Le ministre allemand de la Santé Karl Lauterbach, à côté du ministre de la Santé de Rhénanie du Nord-Westphalie Karl-Josef Laumann et de la ministre de la Santé de Basse-Saxe Daniela Behrens, tient une conférence de presse pour commenter l'imposition de restrictions COVID-19 aux voyageurs en provenance de Chine et à propos de la réforme hospitalière à la suite une réunion fédérale-État, à Berlin, Allemagne, le 5 janvier 2023. REUTERS/Annegret Hilse
Le ministre allemand de la Santé, Karl Lauterbach, au centre, s’exprimant sur les restrictions de voyage imposées aux visiteurs en provenance de Chine, à Berlin, en Allemagne, le 5 janvier 2023 [Annegret Hilse/Reuters]

La Chine s’ouvrira-t-elle aux données ?

Pékin, pour sa part, a qualifié les restrictions de « discriminatoires ». Mais d’autres gouvernements et experts ont fait valoir que la Chine n’avait qu’à s’en prendre à elle-même.

La Chine se serait vu offrir des doses de vaccin et d’autres aides par les États-Unis. Mais il a insisté sur le fait que son vaccin et ses fournitures médicales étaient adéquats et que « la situation COVID est sous contrôle ».

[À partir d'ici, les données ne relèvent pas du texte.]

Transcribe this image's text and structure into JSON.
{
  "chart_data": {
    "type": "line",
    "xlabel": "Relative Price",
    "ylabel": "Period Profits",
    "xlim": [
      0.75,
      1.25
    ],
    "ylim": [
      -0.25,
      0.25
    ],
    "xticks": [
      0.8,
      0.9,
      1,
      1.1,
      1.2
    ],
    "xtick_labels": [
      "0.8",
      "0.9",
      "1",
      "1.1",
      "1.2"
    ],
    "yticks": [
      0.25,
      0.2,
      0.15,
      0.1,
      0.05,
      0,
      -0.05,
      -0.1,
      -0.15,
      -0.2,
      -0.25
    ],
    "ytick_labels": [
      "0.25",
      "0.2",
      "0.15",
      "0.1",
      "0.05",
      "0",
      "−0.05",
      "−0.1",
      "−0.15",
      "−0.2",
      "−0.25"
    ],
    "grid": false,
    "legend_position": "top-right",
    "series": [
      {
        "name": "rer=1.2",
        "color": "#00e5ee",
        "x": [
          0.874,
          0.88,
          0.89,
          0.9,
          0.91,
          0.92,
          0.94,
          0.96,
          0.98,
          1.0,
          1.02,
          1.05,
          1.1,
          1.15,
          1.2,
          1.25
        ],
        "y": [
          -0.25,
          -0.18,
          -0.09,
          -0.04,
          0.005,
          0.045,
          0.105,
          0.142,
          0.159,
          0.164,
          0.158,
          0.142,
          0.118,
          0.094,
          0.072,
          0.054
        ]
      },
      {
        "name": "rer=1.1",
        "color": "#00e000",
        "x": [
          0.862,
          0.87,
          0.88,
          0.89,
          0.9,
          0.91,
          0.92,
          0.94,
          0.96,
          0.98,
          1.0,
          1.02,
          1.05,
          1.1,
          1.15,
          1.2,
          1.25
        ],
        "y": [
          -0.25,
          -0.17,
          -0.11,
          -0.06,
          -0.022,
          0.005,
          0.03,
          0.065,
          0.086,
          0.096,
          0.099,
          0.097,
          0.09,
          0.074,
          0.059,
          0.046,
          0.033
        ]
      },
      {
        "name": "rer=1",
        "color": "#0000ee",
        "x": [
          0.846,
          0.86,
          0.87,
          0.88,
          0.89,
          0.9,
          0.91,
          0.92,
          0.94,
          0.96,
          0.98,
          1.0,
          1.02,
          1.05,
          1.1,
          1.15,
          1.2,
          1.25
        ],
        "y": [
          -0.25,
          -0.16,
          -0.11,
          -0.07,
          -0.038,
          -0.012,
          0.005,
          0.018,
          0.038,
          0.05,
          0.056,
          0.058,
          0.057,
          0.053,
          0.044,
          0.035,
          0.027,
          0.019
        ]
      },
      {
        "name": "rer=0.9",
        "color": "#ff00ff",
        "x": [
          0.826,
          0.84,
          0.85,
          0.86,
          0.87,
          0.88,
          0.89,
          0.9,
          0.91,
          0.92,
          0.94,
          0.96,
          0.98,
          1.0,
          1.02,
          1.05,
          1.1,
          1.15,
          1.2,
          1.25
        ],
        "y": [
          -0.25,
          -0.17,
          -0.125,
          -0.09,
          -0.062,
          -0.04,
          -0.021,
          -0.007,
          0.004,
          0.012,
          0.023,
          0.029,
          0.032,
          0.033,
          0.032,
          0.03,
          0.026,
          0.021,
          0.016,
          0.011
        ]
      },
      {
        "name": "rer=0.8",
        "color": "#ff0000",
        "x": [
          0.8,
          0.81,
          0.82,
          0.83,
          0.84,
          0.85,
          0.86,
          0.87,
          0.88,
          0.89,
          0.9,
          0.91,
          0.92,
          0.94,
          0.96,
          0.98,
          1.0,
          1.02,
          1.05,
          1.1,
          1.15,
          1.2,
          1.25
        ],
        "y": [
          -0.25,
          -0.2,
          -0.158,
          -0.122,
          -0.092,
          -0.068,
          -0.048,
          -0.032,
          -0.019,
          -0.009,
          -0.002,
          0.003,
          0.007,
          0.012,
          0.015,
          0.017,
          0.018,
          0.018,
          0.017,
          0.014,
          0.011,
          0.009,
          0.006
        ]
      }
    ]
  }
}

Lire aussi  Prix : Itel présente les écouteurs ouverts Roar 75 : prix, fonctionnalités et plus

La position de Pékin manque de crédibilité, a déclaré Osterholm de l’Université du Minnesota à Al Jazeera.

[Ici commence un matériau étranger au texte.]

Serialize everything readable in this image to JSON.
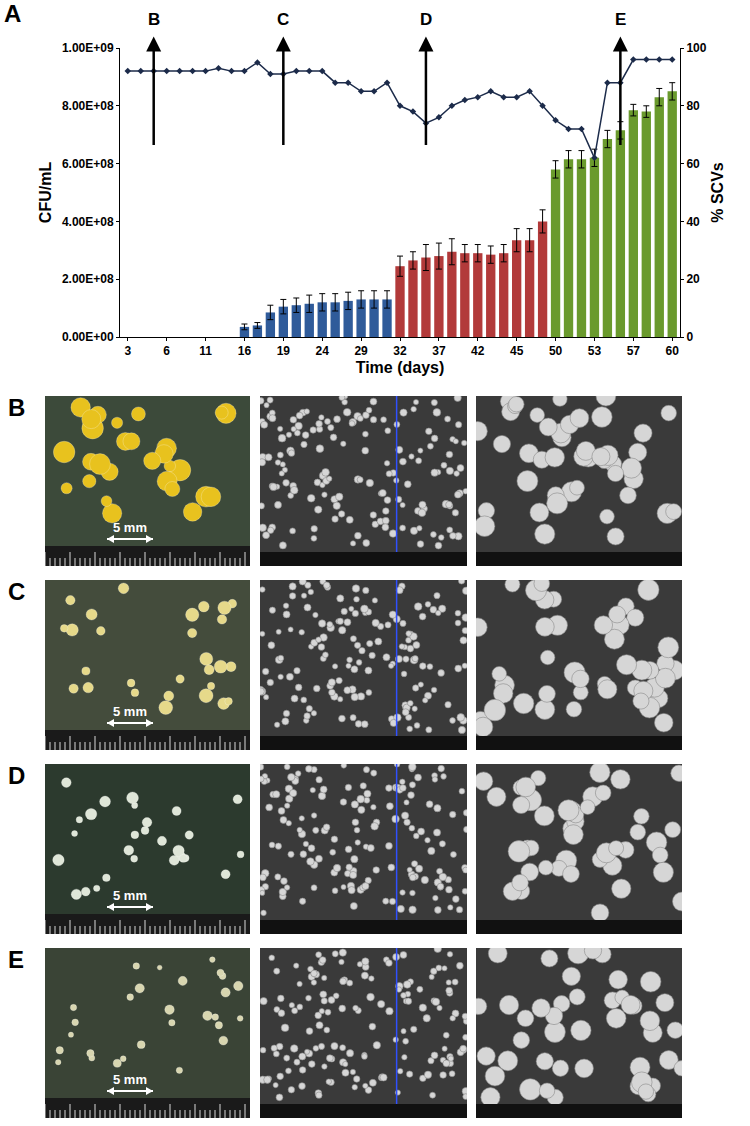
{
  "chart_data": {
    "type": "bar",
    "panel_label": "A",
    "x_label": "Time (days)",
    "y_label": "CFU/mL",
    "y2_label": "% SCVs",
    "grid": false,
    "categories": [
      "3",
      null,
      null,
      "6",
      null,
      null,
      "11",
      null,
      null,
      "16",
      null,
      null,
      "19",
      null,
      null,
      "24",
      null,
      null,
      "29",
      null,
      null,
      "32",
      null,
      null,
      "37",
      null,
      null,
      "42",
      null,
      null,
      "45",
      null,
      null,
      "50",
      null,
      null,
      "53",
      null,
      null,
      "57",
      null,
      null,
      "60"
    ],
    "ylim": [
      0,
      1000000000
    ],
    "yticks": [
      {
        "value": 0,
        "label": "0.00E+00"
      },
      {
        "value": 200000000,
        "label": "2.00E+08"
      },
      {
        "value": 400000000,
        "label": "4.00E+08"
      },
      {
        "value": 600000000,
        "label": "6.00E+08"
      },
      {
        "value": 800000000,
        "label": "8.00E+08"
      },
      {
        "value": 1000000000,
        "label": "1.00E+09"
      }
    ],
    "y2lim": [
      0,
      100
    ],
    "y2ticks": [
      0,
      20,
      40,
      60,
      80,
      100
    ],
    "series": [
      {
        "type": "bar",
        "values": [
          null,
          null,
          null,
          null,
          null,
          null,
          null,
          null,
          null,
          35000000,
          40000000,
          85000000,
          105000000,
          110000000,
          115000000,
          120000000,
          120000000,
          125000000,
          130000000,
          130000000,
          130000000,
          245000000,
          265000000,
          275000000,
          280000000,
          295000000,
          290000000,
          290000000,
          285000000,
          290000000,
          335000000,
          335000000,
          400000000,
          580000000,
          615000000,
          615000000,
          620000000,
          685000000,
          715000000,
          785000000,
          780000000,
          830000000,
          850000000
        ],
        "errors": [
          null,
          null,
          null,
          null,
          null,
          null,
          null,
          null,
          null,
          10000000,
          10000000,
          25000000,
          25000000,
          25000000,
          30000000,
          30000000,
          30000000,
          30000000,
          30000000,
          30000000,
          30000000,
          35000000,
          30000000,
          45000000,
          45000000,
          45000000,
          30000000,
          30000000,
          30000000,
          30000000,
          40000000,
          40000000,
          40000000,
          30000000,
          30000000,
          30000000,
          30000000,
          30000000,
          30000000,
          20000000,
          20000000,
          30000000,
          30000000
        ],
        "colors": [
          null,
          null,
          null,
          null,
          null,
          null,
          null,
          null,
          null,
          "#2f5b9a",
          "#2f5b9a",
          "#2f5b9a",
          "#2f5b9a",
          "#2f5b9a",
          "#2f5b9a",
          "#2f5b9a",
          "#2f5b9a",
          "#2f5b9a",
          "#2f5b9a",
          "#2f5b9a",
          "#2f5b9a",
          "#b23a3a",
          "#b23a3a",
          "#b23a3a",
          "#b23a3a",
          "#b23a3a",
          "#b23a3a",
          "#b23a3a",
          "#b23a3a",
          "#b23a3a",
          "#b23a3a",
          "#b23a3a",
          "#b23a3a",
          "#6a9a2d",
          "#6a9a2d",
          "#6a9a2d",
          "#6a9a2d",
          "#6a9a2d",
          "#6a9a2d",
          "#6a9a2d",
          "#6a9a2d",
          "#6a9a2d",
          "#6a9a2d"
        ]
      },
      {
        "type": "line",
        "axis": "y2",
        "color": "#1c2b4a",
        "marker": "diamond",
        "values": [
          92,
          92,
          92,
          92,
          92,
          92,
          92,
          93,
          92,
          92,
          95,
          91,
          91,
          92,
          92,
          92,
          88,
          88,
          85,
          85,
          88,
          80,
          78,
          74,
          76,
          80,
          82,
          83,
          85,
          83,
          83,
          85,
          80,
          75,
          72,
          72,
          62,
          88,
          88,
          96,
          96,
          96,
          96
        ]
      }
    ],
    "arrows": [
      {
        "label": "B",
        "x": 2
      },
      {
        "label": "C",
        "x": 12
      },
      {
        "label": "D",
        "x": 23
      },
      {
        "label": "E",
        "x": 38
      }
    ]
  },
  "image_panels": [
    {
      "label": "B",
      "scale_label": "5 mm"
    },
    {
      "label": "C",
      "scale_label": "5 mm"
    },
    {
      "label": "D",
      "scale_label": "5 mm"
    },
    {
      "label": "E",
      "scale_label": "5 mm"
    }
  ]
}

La Chine a, à bien des égards, gardé le monde dans l’ignorance de ses données COVID-19. Il a souvent été accusé de faire passer les décès par COVID pour une mortalité due à des conditions sous-jacentes uniquement exacerbées par le virus. Même ses récentes estimations d’une forte augmentation des décès en décembre et janvier sont probablement bien inférieures à la réalité, craignent de nombreux experts.

“Je reçois plus de renseignements de la Chine en ce moment, de loin, de journalistes sur le terrain ou d’entreprises du secteur privé [than from the government]», a déclaré Osterholm. Dans les deux cas, l’image est celle d’une population sous-vaccinée en proie à un renversement mal préparé des politiques zéro-COVID, avec des stocks insuffisants de médicaments antiviraux appropriés.

Ainsi, même si les restrictions actuelles en matière de tests et de voyages imposées à la Chine ont peu de chances d’affecter les épidémies dans d’autres pays, il y a encore quelque chose que les gouvernements du monde entier pourraient gagner grâce à ces mesures. “La seule chose qui vous reste est d’encourager les autorités chinoises à partager plus de données et à faire plus de séquençage du virus”, déclare Chin-Hong.

Le CDC américain l’a laissé entendre dans son annonce initiale des nouvelles restrictions de voyage, soulignant “le manque de données épidémiologiques et génomiques virales adéquates et transparentes signalées” par la Chine. L’OMS a également cité le manque de transparence des données de la Chine pour qualifier les restrictions de voyage de “compréhensibles”.

La pression pourrait donner des résultats.

Depuis fin décembre, la Chine a considérablement intensifié ses contributions de données génomiques à la base de données de séquençage de l’Initiative mondiale sur le partage des données sur la grippe aviaire (GISAID), permettant aux scientifiques d’ailleurs de mieux examiner la nature des infections en Chine. Il n’avait tourné que 52 séquences entre le 1er et le 24 décembre, mais en avait ensuite soumis 540 au cours des six jours suivants. Et le schéma s’est poursuivi jusqu’en janvier, selon GISAID : la Chine a soumis 2 641 séquences au cours des quatre dernières semaines.

De nombreux experts, comme Marion de l’Université Bentley, mettent en garde contre l’attribution des mesures axées sur les voyageurs en provenance de Chine à une seule motivation. Pourtant, la transparence semble être une incitation clé – faisant de ces initiatives des exemples non pas de politiques axées sur les données, mais de politiques poussant à collecter des données.

Néanmoins, deux choses sont claires. Premièrement, a déclaré Osterholm, “si vous ne pouvez pas le contrôler dans le pays d’où partent les gens, vous ne le contrôlerez pas non plus à votre frontière.” Et deuxièmement, une Chine plus transparente ne serait que de meilleur augure pour la réponse mondiale au COVID-19.

Facebook
Twitter
LinkedIn
Pinterest

Leave a Comment

This site uses Akismet to reduce spam. Learn how your comment data is processed.